I extend my thanks and appreciation to the following instructors who provided formal
reviews for this fifth edition:
• Granville Ansong (Saint Mary’s University)
• Sati P. Bandyopadhyay (University of Waterloo)
• Paul Berry (Mount Allison University)
• Kate Bewley (York University)
• Carla Carnaghan (University of Lethbridge)
• James C. Gaa (University of Alberta)
• Maureen P. Gowing (University of Windsor)
• Irene M. Gordon (Simon Fraser University)
• Mary Oxner (St. Francis Xavier University)

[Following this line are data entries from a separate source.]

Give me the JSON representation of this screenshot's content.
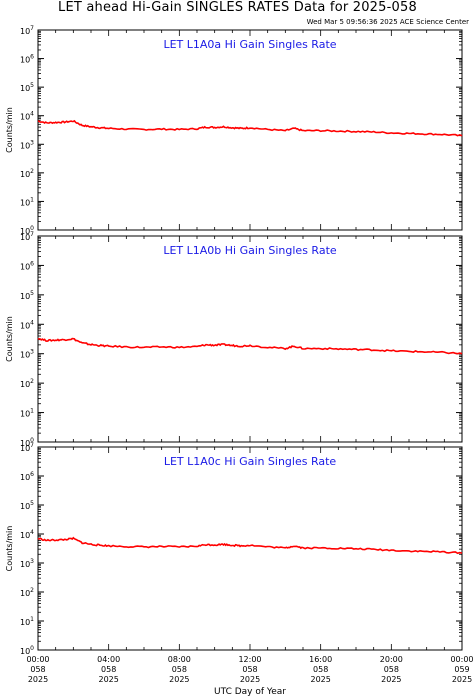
{
  "header": {
    "title": "LET ahead Hi-Gain SINGLES RATES Data for 2025-058",
    "timestamp": "Wed Mar  5 09:56:36 2025 ACE Science Center"
  },
  "colors": {
    "trace": "#ff0000",
    "panel_title": "#1a1ae6",
    "axis": "#000000"
  },
  "chart_data": [
    {
      "type": "line",
      "title": "LET L1A0a Hi Gain Singles Rate",
      "ylabel": "Counts/min",
      "xlabel": "UTC Day of Year",
      "ylog": true,
      "ylim": [
        1,
        10000000
      ],
      "xlim": [
        0,
        24
      ],
      "y_ticks": [
        "10^0",
        "10^1",
        "10^2",
        "10^3",
        "10^4",
        "10^5",
        "10^6",
        "10^7"
      ],
      "series": [
        {
          "x": [
            0,
            0.5,
            1,
            1.5,
            2,
            2.5,
            3,
            3.5,
            4,
            5,
            6,
            7,
            8,
            9,
            9.5,
            10,
            10.5,
            11,
            11.5,
            12,
            13,
            14,
            14.5,
            15,
            16,
            17,
            18,
            19,
            20,
            21,
            22,
            23,
            24
          ],
          "y": [
            6500,
            5600,
            5800,
            6000,
            6500,
            4600,
            4100,
            3800,
            3600,
            3400,
            3300,
            3400,
            3300,
            3500,
            4000,
            3900,
            4100,
            3800,
            3600,
            3800,
            3300,
            3000,
            3600,
            3000,
            3000,
            2900,
            2800,
            2700,
            2500,
            2400,
            2300,
            2200,
            2000
          ]
        }
      ]
    },
    {
      "type": "line",
      "title": "LET L1A0b Hi Gain Singles Rate",
      "ylabel": "Counts/min",
      "xlabel": "UTC Day of Year",
      "ylog": true,
      "ylim": [
        1,
        10000000
      ],
      "xlim": [
        0,
        24
      ],
      "y_ticks": [
        "10^0",
        "10^1",
        "10^2",
        "10^3",
        "10^4",
        "10^5",
        "10^6",
        "10^7"
      ],
      "series": [
        {
          "x": [
            0,
            0.5,
            1,
            1.5,
            2,
            2.5,
            3,
            3.5,
            4,
            5,
            6,
            7,
            8,
            9,
            9.5,
            10,
            10.5,
            11,
            11.5,
            12,
            13,
            14,
            14.5,
            15,
            16,
            17,
            18,
            19,
            20,
            21,
            22,
            23,
            24
          ],
          "y": [
            3300,
            2800,
            2900,
            3000,
            3200,
            2300,
            2050,
            1900,
            1800,
            1700,
            1650,
            1700,
            1650,
            1750,
            2000,
            1950,
            2050,
            1900,
            1800,
            1900,
            1650,
            1500,
            1800,
            1500,
            1500,
            1450,
            1400,
            1350,
            1250,
            1200,
            1150,
            1100,
            1000
          ]
        }
      ]
    },
    {
      "type": "line",
      "title": "LET L1A0c Hi Gain Singles Rate",
      "ylabel": "Counts/min",
      "xlabel": "UTC Day of Year",
      "ylog": true,
      "ylim": [
        1,
        10000000
      ],
      "xlim": [
        0,
        24
      ],
      "y_ticks": [
        "10^0",
        "10^1",
        "10^2",
        "10^3",
        "10^4",
        "10^5",
        "10^6",
        "10^7"
      ],
      "series": [
        {
          "x": [
            0,
            0.5,
            1,
            1.5,
            2,
            2.5,
            3,
            3.5,
            4,
            5,
            6,
            7,
            8,
            9,
            9.5,
            10,
            10.5,
            11,
            11.5,
            12,
            13,
            14,
            14.5,
            15,
            16,
            17,
            18,
            19,
            20,
            21,
            22,
            23,
            24
          ],
          "y": [
            7000,
            6000,
            6200,
            6400,
            7000,
            5000,
            4400,
            4100,
            3900,
            3700,
            3600,
            3700,
            3600,
            3800,
            4300,
            4200,
            4400,
            4100,
            3900,
            4100,
            3600,
            3300,
            3900,
            3300,
            3300,
            3200,
            3100,
            2950,
            2750,
            2600,
            2500,
            2400,
            2200
          ]
        }
      ]
    }
  ],
  "x_ticks": [
    {
      "time": "00:00",
      "doy": "058",
      "year": "2025"
    },
    {
      "time": "04:00",
      "doy": "058",
      "year": "2025"
    },
    {
      "time": "08:00",
      "doy": "058",
      "year": "2025"
    },
    {
      "time": "12:00",
      "doy": "058",
      "year": "2025"
    },
    {
      "time": "16:00",
      "doy": "058",
      "year": "2025"
    },
    {
      "time": "20:00",
      "doy": "058",
      "year": "2025"
    },
    {
      "time": "00:00",
      "doy": "059",
      "year": "2025"
    }
  ]
}
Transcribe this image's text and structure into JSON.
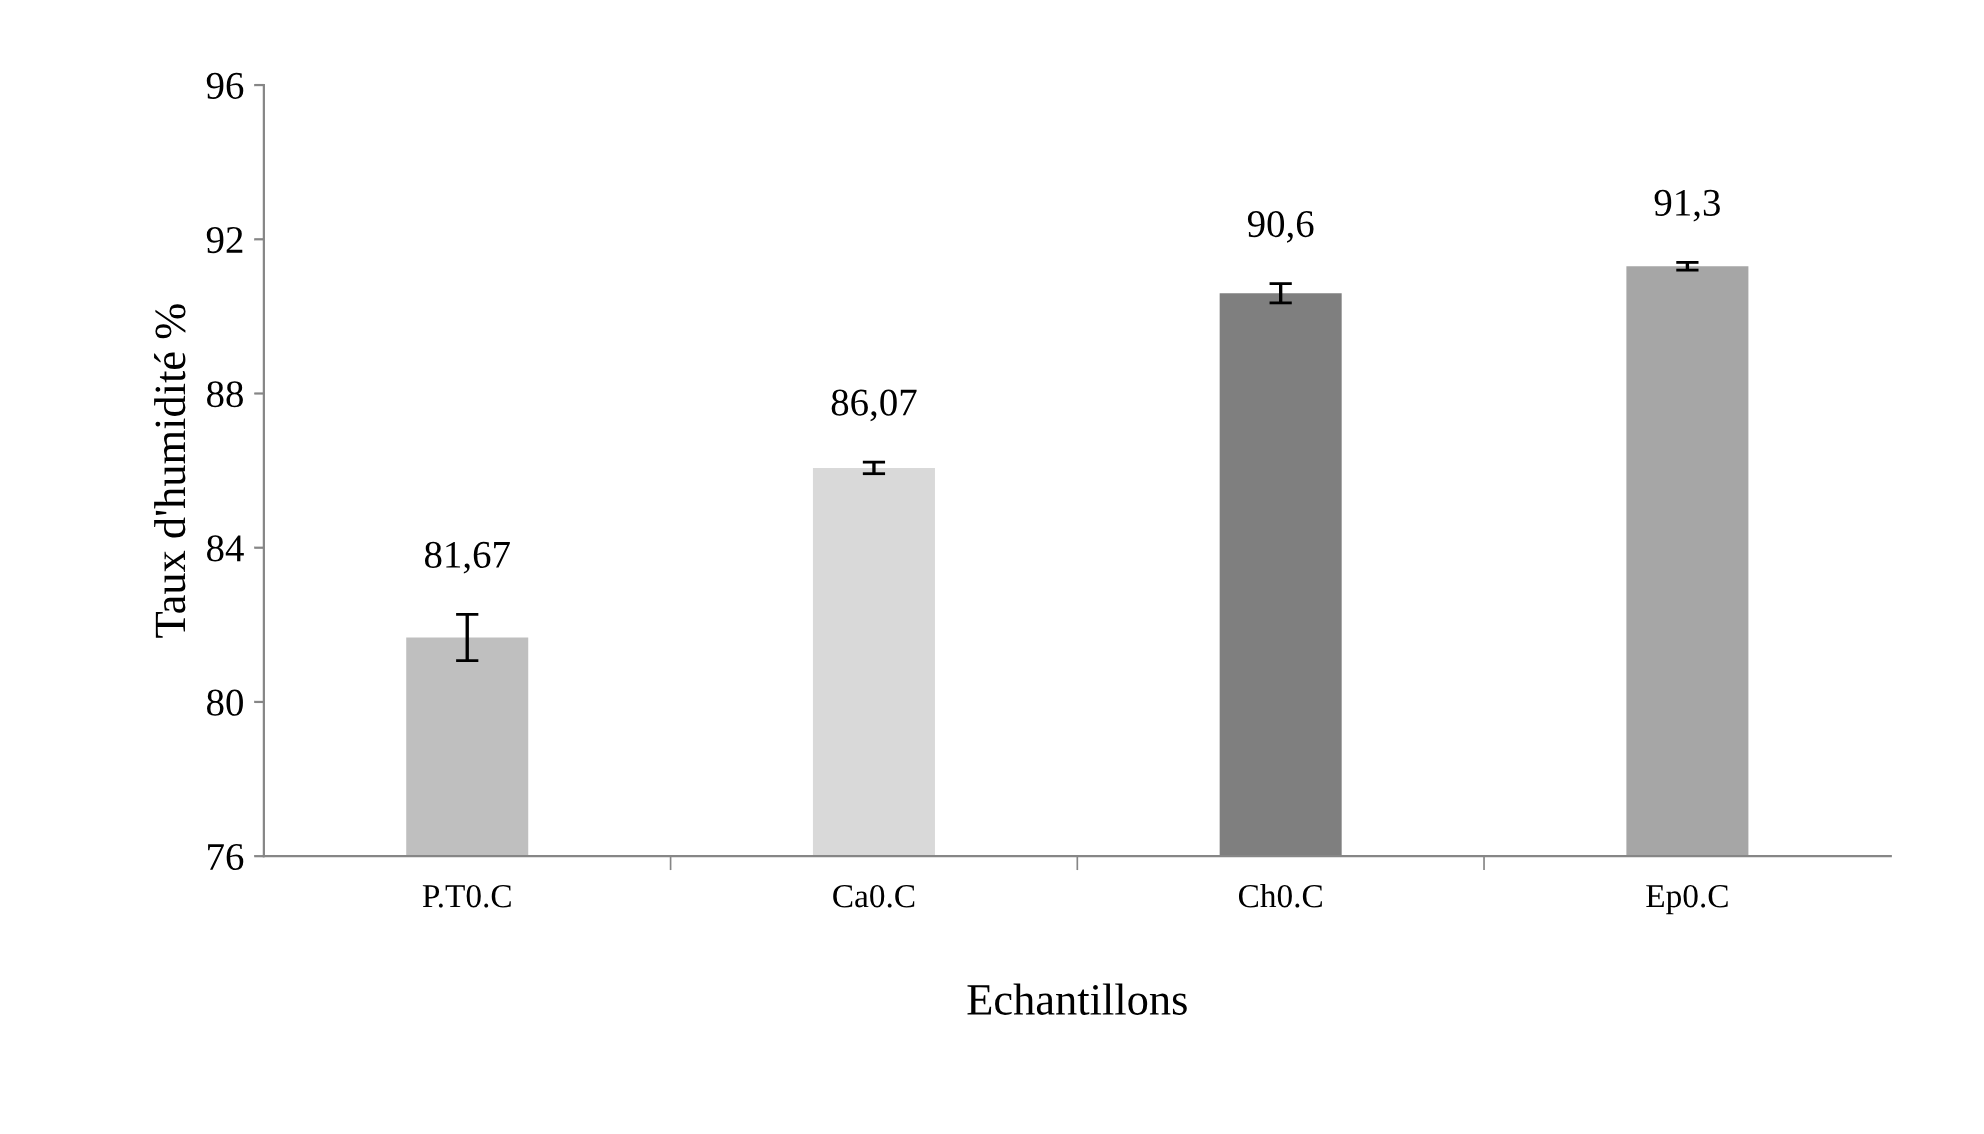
{
  "chart_data": {
    "type": "bar",
    "xlabel": "Echantillons",
    "ylabel": "Taux d'humidité %",
    "categories": [
      "P.T0.C",
      "Ca0.C",
      "Ch0.C",
      "Ep0.C"
    ],
    "values": [
      81.67,
      86.07,
      90.6,
      91.3
    ],
    "colors": [
      "#bfbfbf",
      "#d9d9d9",
      "#7f7f7f",
      "#a6a6a6"
    ],
    "errors": [
      0.6,
      0.15,
      0.25,
      0.1
    ],
    "value_labels": [
      "81,67",
      "86,07",
      "90,6",
      "91,3"
    ],
    "ylim": [
      76,
      96
    ],
    "yticks": [
      76,
      80,
      84,
      88,
      92,
      96
    ],
    "grid": false,
    "legend": false
  }
}
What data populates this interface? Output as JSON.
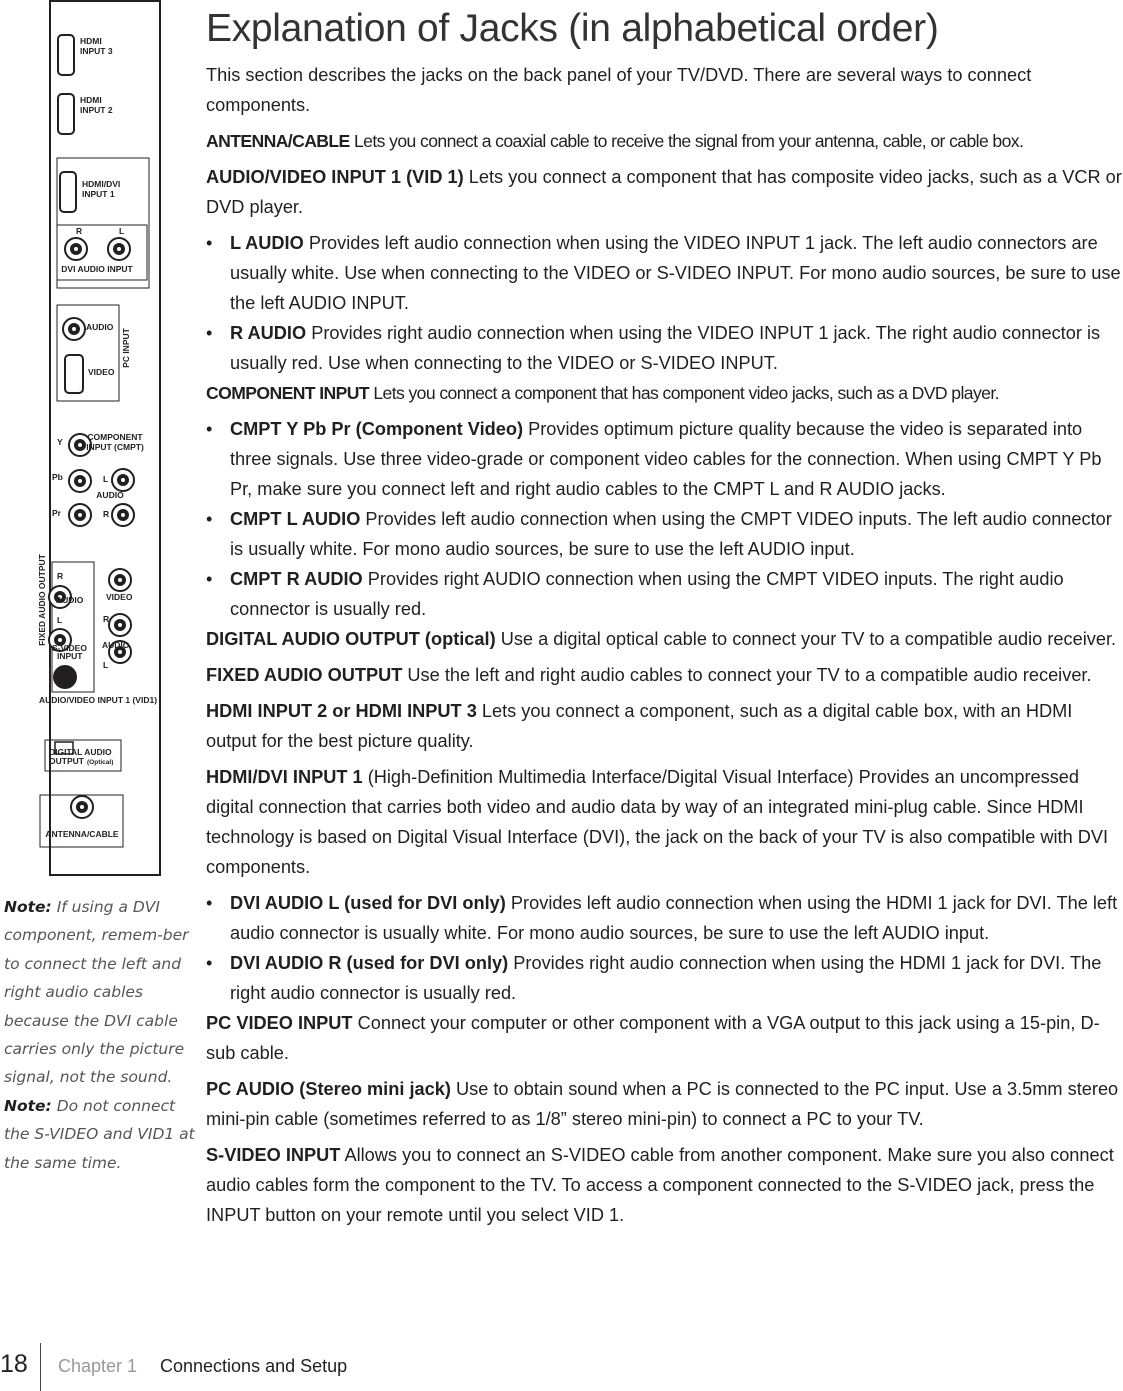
{
  "panel": {
    "labels": [
      "HDMI",
      "INPUT 3",
      "HDMI",
      "INPUT 2",
      "HDMI/DVI",
      "INPUT 1",
      "R",
      "L",
      "DVI AUDIO INPUT",
      "AUDIO",
      "VIDEO",
      "PC INPUT",
      "Y",
      "COMPONENT",
      "INPUT (CMPT)",
      "Pb",
      "L",
      "AUDIO",
      "Pr",
      "R",
      "FIXED AUDIO OUTPUT",
      "R",
      "AUDIO",
      "L",
      "VIDEO",
      "R",
      "AUDIO",
      "L",
      "S-VIDEO",
      "INPUT",
      "AUDIO/VIDEO INPUT 1 (VID1)",
      "DIGITAL AUDIO",
      "OUTPUT",
      "(Optical)",
      "ANTENNA/CABLE"
    ]
  },
  "notes": [
    {
      "label": "Note:",
      "text": "If using a DVI component, remem-ber to connect the left and right audio cables because the DVI cable carries only the picture signal, not the sound."
    },
    {
      "label": "Note:",
      "text": "Do not connect the S-VIDEO and VID1 at the same time."
    }
  ],
  "title": "Explanation of Jacks (in alphabetical order)",
  "intro": "This section describes the jacks on the back panel of your TV/DVD. There are several ways to connect components.",
  "entries": [
    {
      "term": "ANTENNA/CABLE",
      "text": "Lets you connect a coaxial cable to receive the signal from your antenna, cable, or cable box."
    },
    {
      "term": "AUDIO/VIDEO INPUT 1 (VID 1)",
      "text": "Lets you connect a component that has composite video jacks, such as a VCR or DVD player.",
      "bullets": [
        {
          "term": "L AUDIO",
          "text": "Provides left audio connection when using the VIDEO INPUT 1 jack. The left audio connectors are usually white. Use when connecting to the VIDEO or S-VIDEO INPUT.  For mono audio sources, be sure to use the left AUDIO INPUT."
        },
        {
          "term": "R AUDIO",
          "text": "Provides right audio connection when using the VIDEO INPUT 1 jack. The right audio connector is usually red. Use when connecting to the VIDEO or S-VIDEO INPUT."
        }
      ]
    },
    {
      "term": "COMPONENT INPUT",
      "text": "Lets you connect a component that has component video jacks, such as a DVD player.",
      "bullets": [
        {
          "term": "CMPT Y Pb Pr (Component Video)",
          "text": "Provides optimum picture quality because the video is separated into three signals. Use three video-grade or component video cables for the connection. When using CMPT Y Pb Pr, make sure you connect left and right audio cables to the CMPT L and R AUDIO jacks."
        },
        {
          "term": "CMPT L AUDIO",
          "text": "Provides left audio connection when using the CMPT VIDEO inputs. The left audio connector is usually white. For mono audio sources, be sure to use the left AUDIO input."
        },
        {
          "term": "CMPT R AUDIO",
          "text": "Provides right AUDIO connection when using the CMPT VIDEO inputs. The right audio connector is usually red."
        }
      ]
    },
    {
      "term": "DIGITAL AUDIO OUTPUT (optical)",
      "text": "Use a digital optical cable to connect your TV to a compatible audio receiver."
    },
    {
      "term": "FIXED AUDIO OUTPUT",
      "text": "Use the left and right audio cables to connect your TV to a compatible audio receiver."
    },
    {
      "term": "HDMI INPUT 2 or HDMI INPUT 3",
      "text": "Lets you connect a component, such as a digital cable box, with an HDMI output for the best picture quality."
    },
    {
      "term": "HDMI/DVI INPUT 1",
      "text": "(High-Definition Multimedia Interface/Digital Visual Interface) Provides an uncompressed digital connection that carries both video and audio data by way of an integrated mini-plug cable. Since HDMI technology is based on Digital Visual Interface (DVI), the jack on the back of your TV is also compatible with DVI components.",
      "bullets": [
        {
          "term": "DVI AUDIO L (used for DVI only)",
          "text": "Provides left audio connection when using the HDMI 1 jack for DVI. The left audio connector is usually white. For mono audio sources, be sure to use the left AUDIO input."
        },
        {
          "term": "DVI AUDIO R (used for DVI only)",
          "text": "Provides right audio connection when using the HDMI 1 jack for DVI. The right audio connector is usually red."
        }
      ]
    },
    {
      "term": "PC VIDEO INPUT",
      "text": "Connect your computer or other component with a VGA output to this jack using a 15-pin, D-sub cable."
    },
    {
      "term": "PC AUDIO (Stereo mini jack)",
      "text": "Use to obtain sound when a PC is connected to the PC input. Use a 3.5mm stereo mini-pin cable (sometimes referred to as 1/8” stereo mini-pin) to connect a PC to your TV."
    },
    {
      "term": "S-VIDEO INPUT",
      "text": "Allows you to connect an S-VIDEO cable from another component. Make sure you also connect audio cables form the component to the TV.  To access a component connected to the S-VIDEO jack, press the INPUT button on your remote until  you select VID 1."
    }
  ],
  "footer": {
    "page": "18",
    "chapter": "Chapter 1",
    "section": "Connections and Setup"
  }
}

I also thank numerous colleagues and students for advice and feedback. These include
Sati Bandyopadhyay, Phelim Boyle, Dennis Chung, Len Eckel, Haim Falk, Steve Fortin,
Irene Gordon, Jennifer Kao, David Manry, Patricia O’Brien, Bill Richardson, Gordon
Richardson, Dean Smith, Dan Thornton, and Mike Welker. Special thanks to Alex
Milburn for invaluable assistance in understanding IASB standards, and to Dick
VanOfferen for helpful comments and support on all editions of this work.
I thank the large number of researchers whose work underlies this book. As previous-
ly mentioned, numerous research papers are described and referenced. However, there are
many other worthy papers that I have not referenced. This implies no disrespect or lack
of appreciation for the contributions of these authors to financial accounting theory.
Rather, it has been simply impossible to include them all, both for reasons of space and
the boundaries of my own knowledge.
I am grateful to Carolyn Holden for skilful, timely, and cheerful typing of the original
manuscript in the face of numerous revisions, and to Jill Nucci for research assistance.
At Pearson Education Canada I would like to thank Samantha Scully, Gary Bennett,
Cas Shields, Megan Dunkley, Imee Salumbides, Melissa Hajek, Laurel Sparrow, Leanne
Rancourt, Deborah Starks, Hermia Chung, and Miguel Acevedo.
Finally, I thank my wife and family who, in many ways, have been involved in the
learning process leading to this book.